I think Pops was getting embarrassed to be talking like this.

"How you fixed for money? Laying low still costs something."

"I'll admit that with me working under-the-counter we could always use a little more cash."

"I thought so. The family got together when they heard you were still around somewhere to give you a little something to help."

He hands me an envelope and tells me to use it wisely. I am too much of a lady to open it at the table in a restaurant, so I just put it in my purse.

"Tell the family I thank them. You can say that I'm getting married and the wife and I will consider it a wedding present. It's even true but misleading. You can tell them we've decided to be hippies and move to California or something like that. It'll give them something to talk about."

Momma and Patty got back then and I decide I need to powder my nose. While I'm doing my business I sneak a look and see $500 in that envelope. I'm one lucky girl.
 

When we got home I finally opened that envelope from the end of the rainbow. I was now Eliza Mae Hawkins, born twenty one years ago on a military base in Germany. My father didn't make it back from the Korean war, so my mother moved back to Kentucky with me and drank herself to death a year later. I was raised by grandparents on a dairy farm in Pennsylvania. I even graduated high school with honors a year early.

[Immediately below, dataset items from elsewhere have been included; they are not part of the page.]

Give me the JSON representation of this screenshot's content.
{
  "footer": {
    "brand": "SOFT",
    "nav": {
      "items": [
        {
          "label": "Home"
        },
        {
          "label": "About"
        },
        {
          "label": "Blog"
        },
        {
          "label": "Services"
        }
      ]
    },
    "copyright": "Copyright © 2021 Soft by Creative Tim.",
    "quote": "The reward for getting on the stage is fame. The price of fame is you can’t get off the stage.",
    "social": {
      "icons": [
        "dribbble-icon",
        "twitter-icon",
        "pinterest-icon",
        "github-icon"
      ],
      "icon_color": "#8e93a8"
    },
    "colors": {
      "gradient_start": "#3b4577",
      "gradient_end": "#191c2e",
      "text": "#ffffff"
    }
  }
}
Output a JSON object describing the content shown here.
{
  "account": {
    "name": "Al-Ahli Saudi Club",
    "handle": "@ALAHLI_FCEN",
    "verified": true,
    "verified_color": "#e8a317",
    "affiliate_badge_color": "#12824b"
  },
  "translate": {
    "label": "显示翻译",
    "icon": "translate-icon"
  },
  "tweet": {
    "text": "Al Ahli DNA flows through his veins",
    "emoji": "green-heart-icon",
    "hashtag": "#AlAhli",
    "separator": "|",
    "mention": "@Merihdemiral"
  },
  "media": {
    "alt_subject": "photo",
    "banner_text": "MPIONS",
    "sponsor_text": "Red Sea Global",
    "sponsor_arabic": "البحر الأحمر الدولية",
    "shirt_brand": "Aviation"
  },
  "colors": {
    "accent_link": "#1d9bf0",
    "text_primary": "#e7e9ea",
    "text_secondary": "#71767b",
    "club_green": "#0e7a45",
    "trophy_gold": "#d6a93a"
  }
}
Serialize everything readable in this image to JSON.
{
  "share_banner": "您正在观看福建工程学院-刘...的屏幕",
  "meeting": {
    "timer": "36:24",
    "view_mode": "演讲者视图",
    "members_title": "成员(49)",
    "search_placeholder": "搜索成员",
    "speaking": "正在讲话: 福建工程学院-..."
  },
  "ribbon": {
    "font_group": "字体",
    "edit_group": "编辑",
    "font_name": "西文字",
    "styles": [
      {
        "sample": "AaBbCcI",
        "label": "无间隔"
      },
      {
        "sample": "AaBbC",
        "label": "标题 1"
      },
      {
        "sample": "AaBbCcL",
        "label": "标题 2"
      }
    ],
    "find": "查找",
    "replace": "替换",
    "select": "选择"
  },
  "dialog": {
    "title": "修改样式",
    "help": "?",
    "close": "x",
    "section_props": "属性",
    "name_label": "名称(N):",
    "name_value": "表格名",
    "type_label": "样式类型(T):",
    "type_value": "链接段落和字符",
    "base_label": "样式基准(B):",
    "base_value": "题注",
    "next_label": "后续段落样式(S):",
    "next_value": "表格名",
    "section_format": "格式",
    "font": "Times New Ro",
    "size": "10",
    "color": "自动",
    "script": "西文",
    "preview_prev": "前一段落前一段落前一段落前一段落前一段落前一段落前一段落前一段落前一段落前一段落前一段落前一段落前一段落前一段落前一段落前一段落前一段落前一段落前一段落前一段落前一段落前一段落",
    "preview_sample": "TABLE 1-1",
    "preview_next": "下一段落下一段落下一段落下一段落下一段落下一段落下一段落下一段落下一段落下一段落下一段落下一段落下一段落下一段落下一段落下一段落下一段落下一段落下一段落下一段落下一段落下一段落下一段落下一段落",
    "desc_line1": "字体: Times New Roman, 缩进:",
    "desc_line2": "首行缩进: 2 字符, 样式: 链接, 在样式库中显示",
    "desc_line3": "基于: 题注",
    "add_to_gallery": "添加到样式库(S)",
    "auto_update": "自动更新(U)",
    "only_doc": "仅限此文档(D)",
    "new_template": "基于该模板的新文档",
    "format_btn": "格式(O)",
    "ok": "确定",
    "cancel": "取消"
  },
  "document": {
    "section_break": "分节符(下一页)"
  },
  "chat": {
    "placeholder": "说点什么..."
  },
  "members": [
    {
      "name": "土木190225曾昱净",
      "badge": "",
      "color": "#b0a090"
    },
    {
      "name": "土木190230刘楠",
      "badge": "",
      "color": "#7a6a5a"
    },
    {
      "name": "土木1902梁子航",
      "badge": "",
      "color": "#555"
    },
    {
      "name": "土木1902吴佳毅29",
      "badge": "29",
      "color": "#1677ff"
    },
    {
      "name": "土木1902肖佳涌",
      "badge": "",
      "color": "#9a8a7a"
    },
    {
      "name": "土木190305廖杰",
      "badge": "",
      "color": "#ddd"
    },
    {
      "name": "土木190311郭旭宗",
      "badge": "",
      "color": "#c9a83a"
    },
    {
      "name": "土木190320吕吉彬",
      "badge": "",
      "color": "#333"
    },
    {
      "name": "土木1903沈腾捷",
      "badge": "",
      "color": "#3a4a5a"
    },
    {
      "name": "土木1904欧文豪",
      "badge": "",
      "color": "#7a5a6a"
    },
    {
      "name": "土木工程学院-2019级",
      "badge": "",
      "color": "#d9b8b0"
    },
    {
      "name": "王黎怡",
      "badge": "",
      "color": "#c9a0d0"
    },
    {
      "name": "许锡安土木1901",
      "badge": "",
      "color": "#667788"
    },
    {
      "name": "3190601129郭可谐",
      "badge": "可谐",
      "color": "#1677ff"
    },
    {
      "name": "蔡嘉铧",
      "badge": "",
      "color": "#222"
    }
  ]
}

The original Eliza Mae took off for California to be a hippie and no one had seen or heard of her since. No deposits were made in her social security account, she paid no taxes and had let her driver's license expire. Her grandparents are now in a nursing home with advanced dementia. It was the perfect identity: everything real and from the government and no way to check back with anyone to see if I was really who I claimed to be.

Notarized birth certificate, school records, some military stuff, but no dental records or fingerprints to trip me up. I felt a bit sorry for Eliza Mae, so I tossed a prayer to the Big Guy Upstairs thanking him for letting me be her. I hope He was nice to her when she reached the Pearly Gates.

I applied for a library card using my new birth certificate, waited a week and took the envelope the card came in to prove my local address when I applied to get my driver's license. Charlie was nice enough to come with me so I could take the test and since Vito was already on the road, taking the test was a breeze. I soon had my photo ID proving I was Eliza Mae Hawkins.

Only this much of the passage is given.